The Doctor tries to get everyone to Rio, but nothing quite goes as planned. They arrive in a small Welsh village where the Doctor immediately senses that the ground isn’t quite right. There is a drilling rig nearby that has reached a depth of 21 kilometers when odd things begin to happen.
Okay, as you can see, I’ve combined this week’s two parter. Normally, I would talk about each part individually, since in this season, the two-parters do a pretty good job of functioning as complete episodes on their own. For cases such as this, there’s usually some big change of set or character motivation that separates the two halves.
This week, though, lacks that kind of development. On top of that, the episodes kind of suck. So, really, I just want to talk about these episodes for as little time as possible. They suck, and I hate them. Too harsh? Well, them’s the breaks.

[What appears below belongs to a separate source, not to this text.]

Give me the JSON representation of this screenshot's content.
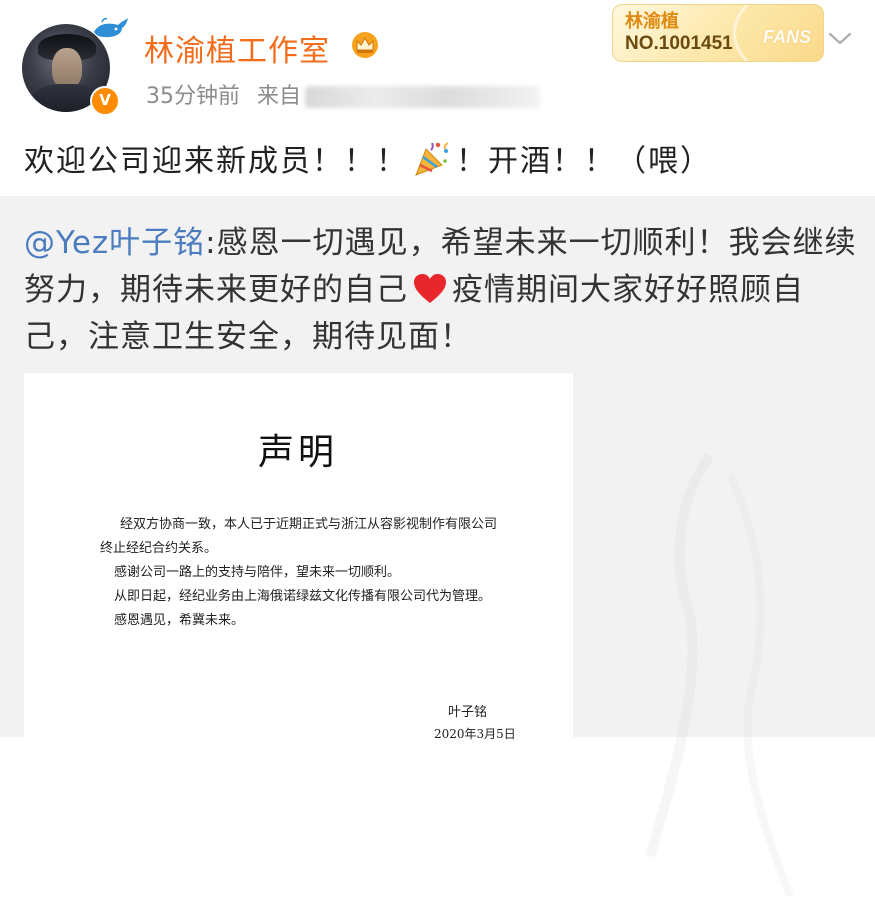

There’s a lot of potential in these episodes and it’s almost completely wasted. Really, this two-parter functions as the complete opposite of the series 5’s first batch of double episodes, “The Time of Angels” and “Flesh and Stone.”
I have a feeling this is intentional, because even the way these titles are chosen and written out kind of mirrors those previous episodes. (But I’m sure the crappiness of the episodes isn’t at all intentional.)

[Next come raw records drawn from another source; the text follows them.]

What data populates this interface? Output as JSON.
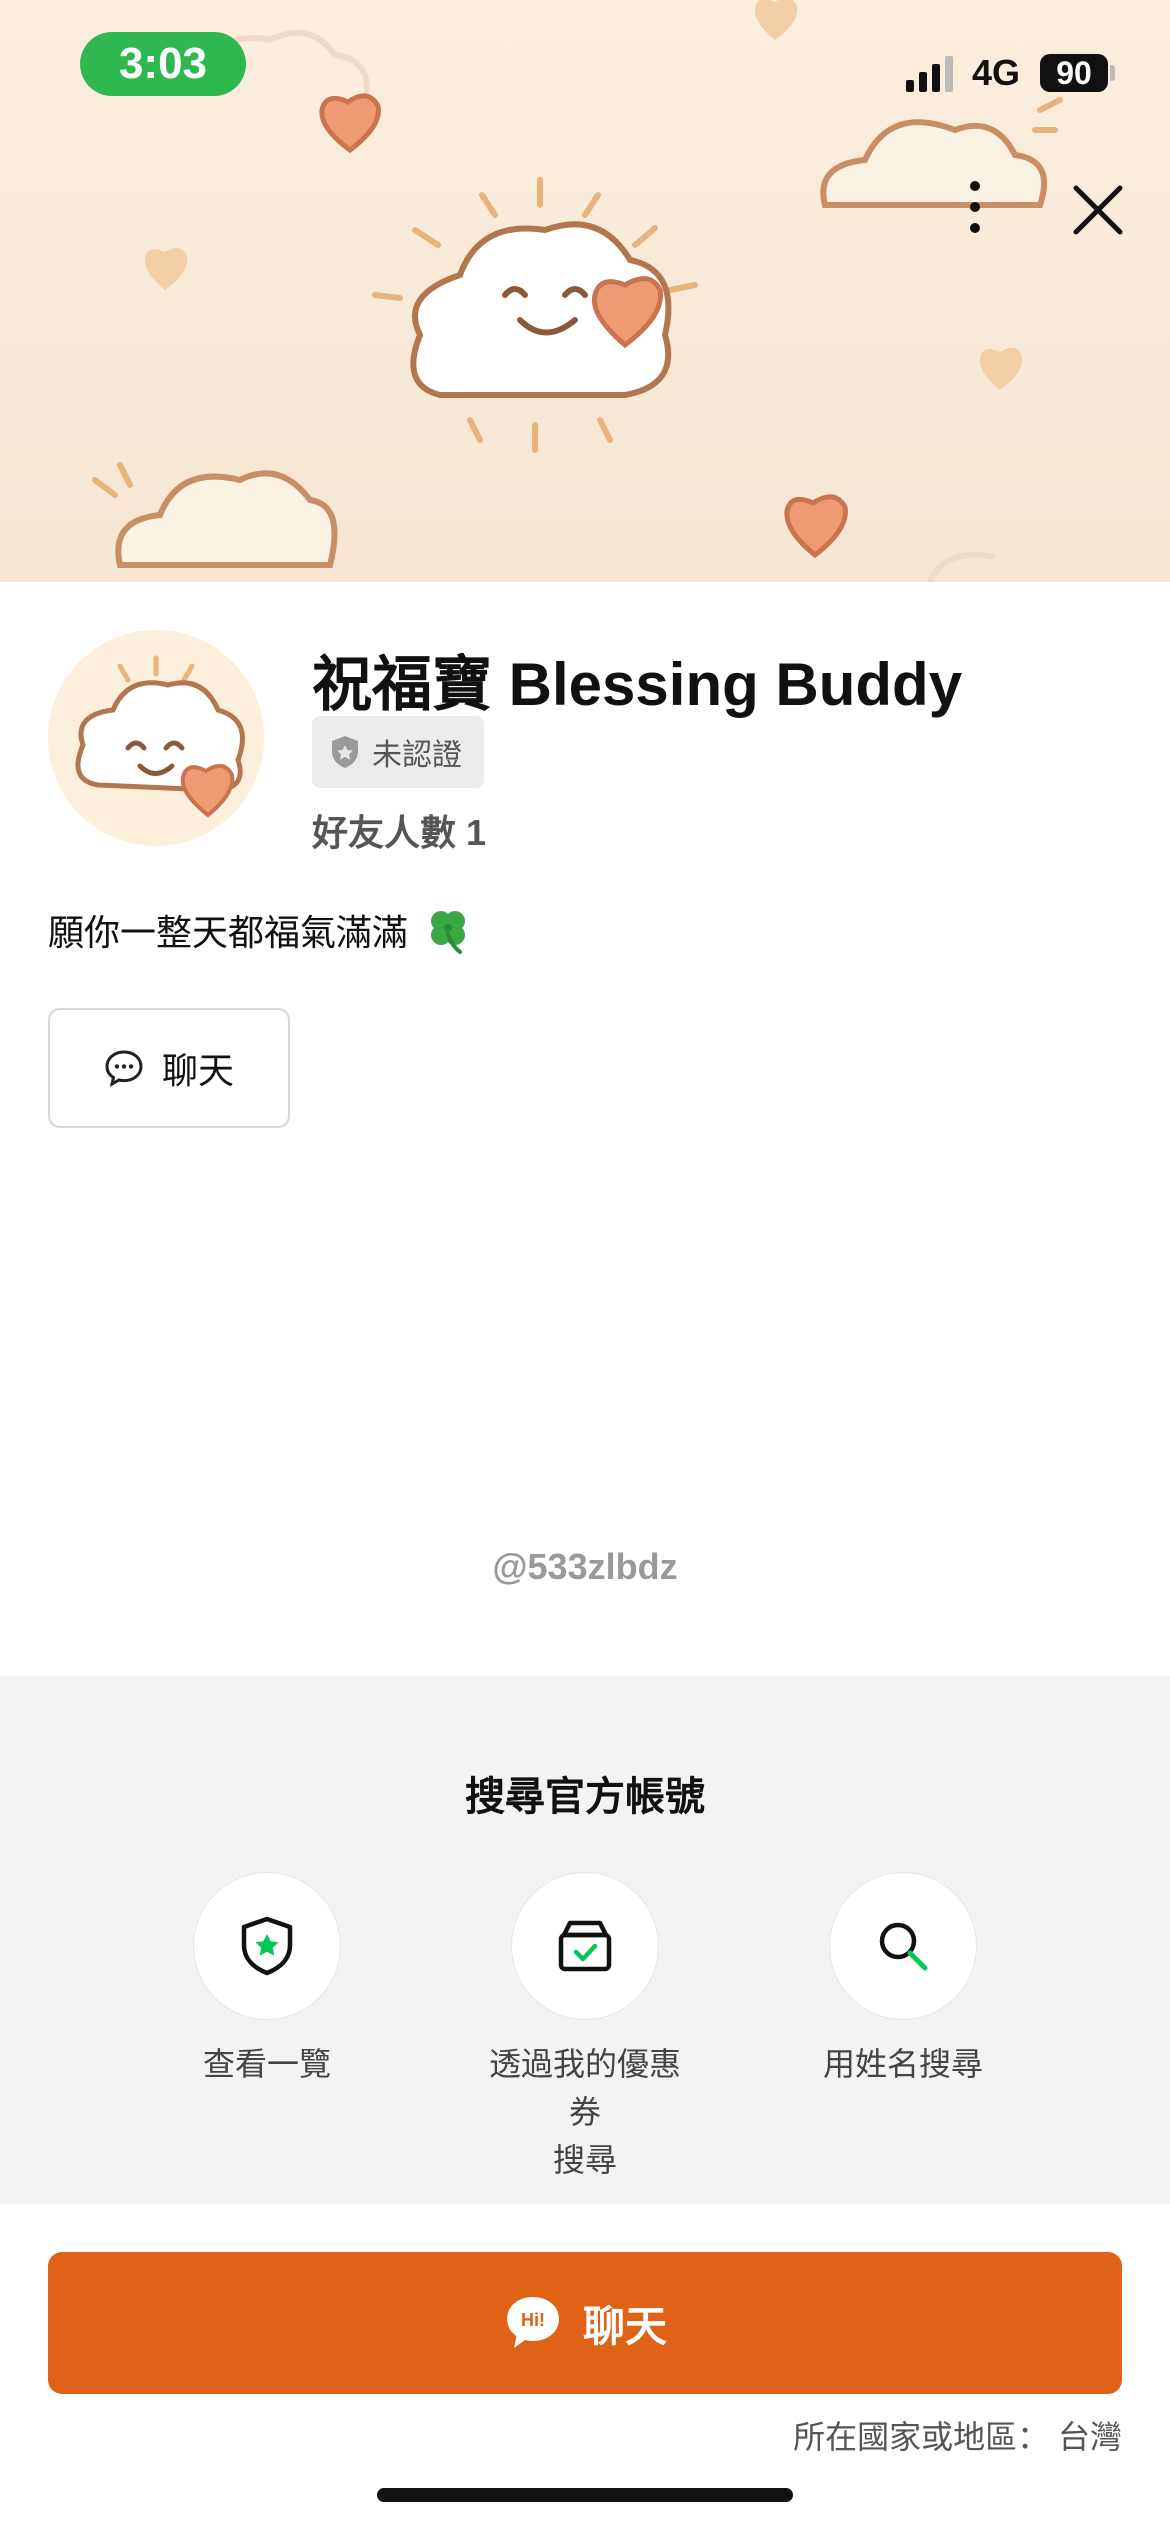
{
  "status_bar": {
    "time": "3:03",
    "network": "4G",
    "battery": "90"
  },
  "header": {
    "more_icon": "vertical-ellipsis-icon",
    "close_icon": "close-icon"
  },
  "profile": {
    "name": "祝福寶 Blessing Buddy",
    "verification_label": "未認證",
    "friends": "好友人數 1",
    "status_message": "願你一整天都福氣滿滿",
    "status_emoji": "clover-icon",
    "account_id": "@533zlbdz"
  },
  "actions": {
    "chat_small_label": "聊天",
    "chat_main_label": "聊天"
  },
  "search": {
    "heading": "搜尋官方帳號",
    "items": [
      {
        "label": "查看一覽",
        "icon": "shield-star-icon"
      },
      {
        "label": "透過我的優惠\n券\n搜尋",
        "icon": "coupon-box-icon"
      },
      {
        "label": "用姓名搜尋",
        "icon": "search-icon"
      }
    ]
  },
  "footer": {
    "region": "所在國家或地區： 台灣"
  },
  "colors": {
    "accent": "#df6217",
    "status_green": "#2fb84f",
    "line_green": "#06c755",
    "cover_bg": "#f6e6d2"
  }
}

You’ve got Rory (Arthur Darvill) trying to keep the peace between humans and the Native Earthlings, and then you’ve got The Doctor (Matt Smith) rescuing damsel-in-distress Amy (Karen Gillan) below the surface of Earth.
That’s basically what the entire two episodes are about. Yeah, yeah, there’s also some BS about how the two races need to work together, but the plot line is never used in an interesting or even believable way (you get the feeling that Amy and The Doctor’s new female scientist ally are just blankly going through the motions required for the situation, instead of actually feeling anything).

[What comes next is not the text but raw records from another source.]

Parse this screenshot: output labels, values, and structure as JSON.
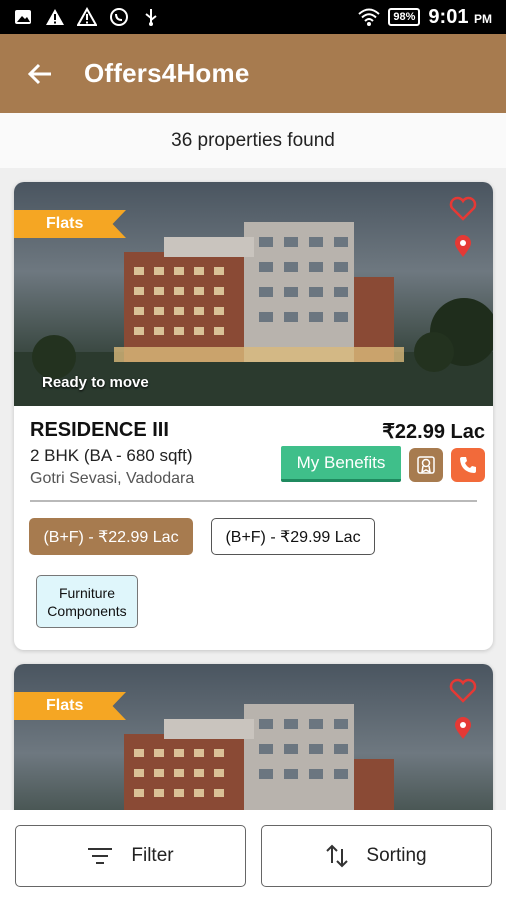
{
  "status_bar": {
    "left_icons": [
      "photo-icon",
      "alert-icon",
      "warning-icon",
      "whatsapp-icon",
      "usb-icon"
    ],
    "battery": "98%",
    "time": "9:01",
    "ampm": "PM"
  },
  "app_bar": {
    "title": "Offers4Home"
  },
  "results": {
    "count_text": "36 properties found"
  },
  "listings": [
    {
      "tag": "Flats",
      "status_label": "Ready to move",
      "name": "RESIDENCE III",
      "price": "₹22.99 Lac",
      "config": "2 BHK  (BA - 680 sqft)",
      "location": "Gotri Sevasi, Vadodara",
      "benefits_label": "My Benefits",
      "price_options": [
        "(B+F) - ₹22.99 Lac",
        "(B+F) - ₹29.99 Lac"
      ],
      "feature_line1": "Furniture",
      "feature_line2": "Components"
    },
    {
      "tag": "Flats"
    }
  ],
  "bottom_bar": {
    "filter_label": "Filter",
    "sort_label": "Sorting"
  },
  "colors": {
    "brand": "#a77b4f",
    "ribbon": "#f5a623",
    "benefits": "#3fbf8a",
    "call": "#f26a3a",
    "heart": "#e53935"
  }
}
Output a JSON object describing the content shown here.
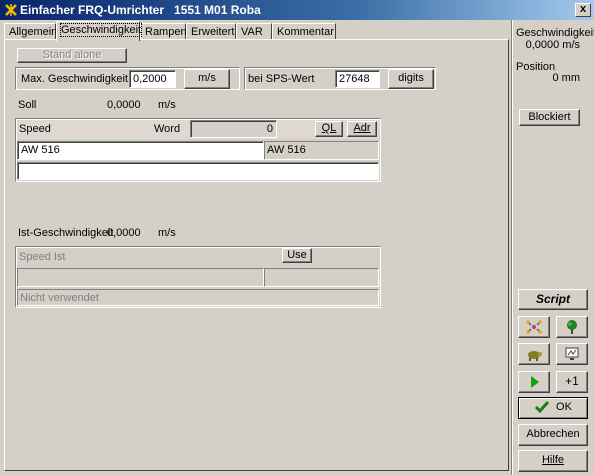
{
  "window": {
    "title": "Einfacher FRQ-Umrichter   1551 M01 Roba",
    "close_label": "x"
  },
  "tabs": [
    {
      "label": "Allgemein",
      "active": false
    },
    {
      "label": "Geschwindigkeit",
      "active": true
    },
    {
      "label": "Rampen",
      "active": false
    },
    {
      "label": "Erweitert",
      "active": false
    },
    {
      "label": "VAR",
      "active": false
    },
    {
      "label": "Kommentar",
      "active": false
    }
  ],
  "main": {
    "stand_alone_label": "Stand alone",
    "max_speed": {
      "label": "Max. Geschwindigkeit",
      "value": "0,2000",
      "unit_button": "m/s"
    },
    "sps": {
      "label": "bei SPS-Wert",
      "value": "27648",
      "unit_button": "digits"
    },
    "soll": {
      "label": "Soll",
      "value": "0,0000",
      "unit": "m/s"
    },
    "speed_group": {
      "name": "Speed",
      "word_label": "Word",
      "word_value": "0",
      "ql_label": "QL",
      "adr_label": "Adr",
      "address": "AW  516",
      "address_ro": "AW  516",
      "comment": ""
    },
    "ist": {
      "label": "Ist-Geschwindigkeit",
      "value": "0,0000",
      "unit": "m/s"
    },
    "speed_ist_group": {
      "name": "Speed Ist",
      "use_label": "Use",
      "field_left": "",
      "field_right": "",
      "status": "Nicht verwendet"
    }
  },
  "side": {
    "speed_label": "Geschwindigkeit",
    "speed_value": "0,0000 m/s",
    "position_label": "Position",
    "position_value": "0 mm",
    "blocked_label": "Blockiert",
    "script_label": "Script",
    "plus_one_label": "+1",
    "ok_label": "OK",
    "cancel_label": "Abbrechen",
    "help_label": "Hilfe",
    "icons": [
      "network-icon",
      "tree-icon",
      "turtle-icon",
      "monitor-icon",
      "play-icon"
    ]
  },
  "colors": {
    "title_start": "#0a246a",
    "title_end": "#a6caf0",
    "face": "#d4d0c8",
    "group_header": "#e0d8d0",
    "ok_check": "#108010",
    "play_green": "#10a010"
  }
}
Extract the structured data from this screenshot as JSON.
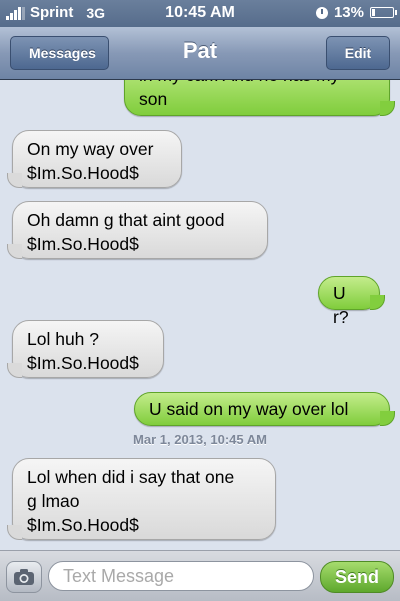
{
  "status_bar": {
    "carrier": "Sprint",
    "network": "3G",
    "time": "10:45 AM",
    "battery": "13%"
  },
  "nav": {
    "back_label": "Messages",
    "title": "Pat",
    "edit_label": "Edit"
  },
  "messages": [
    {
      "direction": "outgoing",
      "text": "in my car.. And he has my\nson"
    },
    {
      "direction": "incoming",
      "text": "On my way over\n$Im.So.Hood$"
    },
    {
      "direction": "incoming",
      "text": "Oh damn g that aint good\n$Im.So.Hood$"
    },
    {
      "direction": "outgoing",
      "text": "U r?"
    },
    {
      "direction": "incoming",
      "text": "Lol huh ?\n$Im.So.Hood$"
    },
    {
      "direction": "outgoing",
      "text": "U said on my way over lol"
    },
    {
      "direction": "incoming",
      "text": "Lol when did i say that one\ng lmao\n$Im.So.Hood$"
    }
  ],
  "timestamp": "Mar 1, 2013, 10:45 AM",
  "input": {
    "placeholder": "Text Message",
    "send_label": "Send"
  },
  "colors": {
    "outgoing_bubble": "#80cd3c",
    "incoming_bubble": "#e5e5e5",
    "background": "#dbe2ed",
    "nav": "#6e84a5"
  },
  "icons": [
    "signal-bars-icon",
    "clock-icon",
    "battery-icon",
    "camera-icon"
  ]
}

Everything goes to hell. The plot is resolved by resetting, which is probably the worst possible way for things to wrap up.
But you know what, now that I think about it, the reason for the rest might be thematic, since these episodes climax with Rory dying, and Amy forgetting he ever existed.
This moment is extremely important for Amy’s character growth, yet the arrival of the cracks is very random, and their appearance doesn’t fit in smoothly like their role in the Angel episodes.
That fact is a perfect capper to these two rather unfortunate episodes.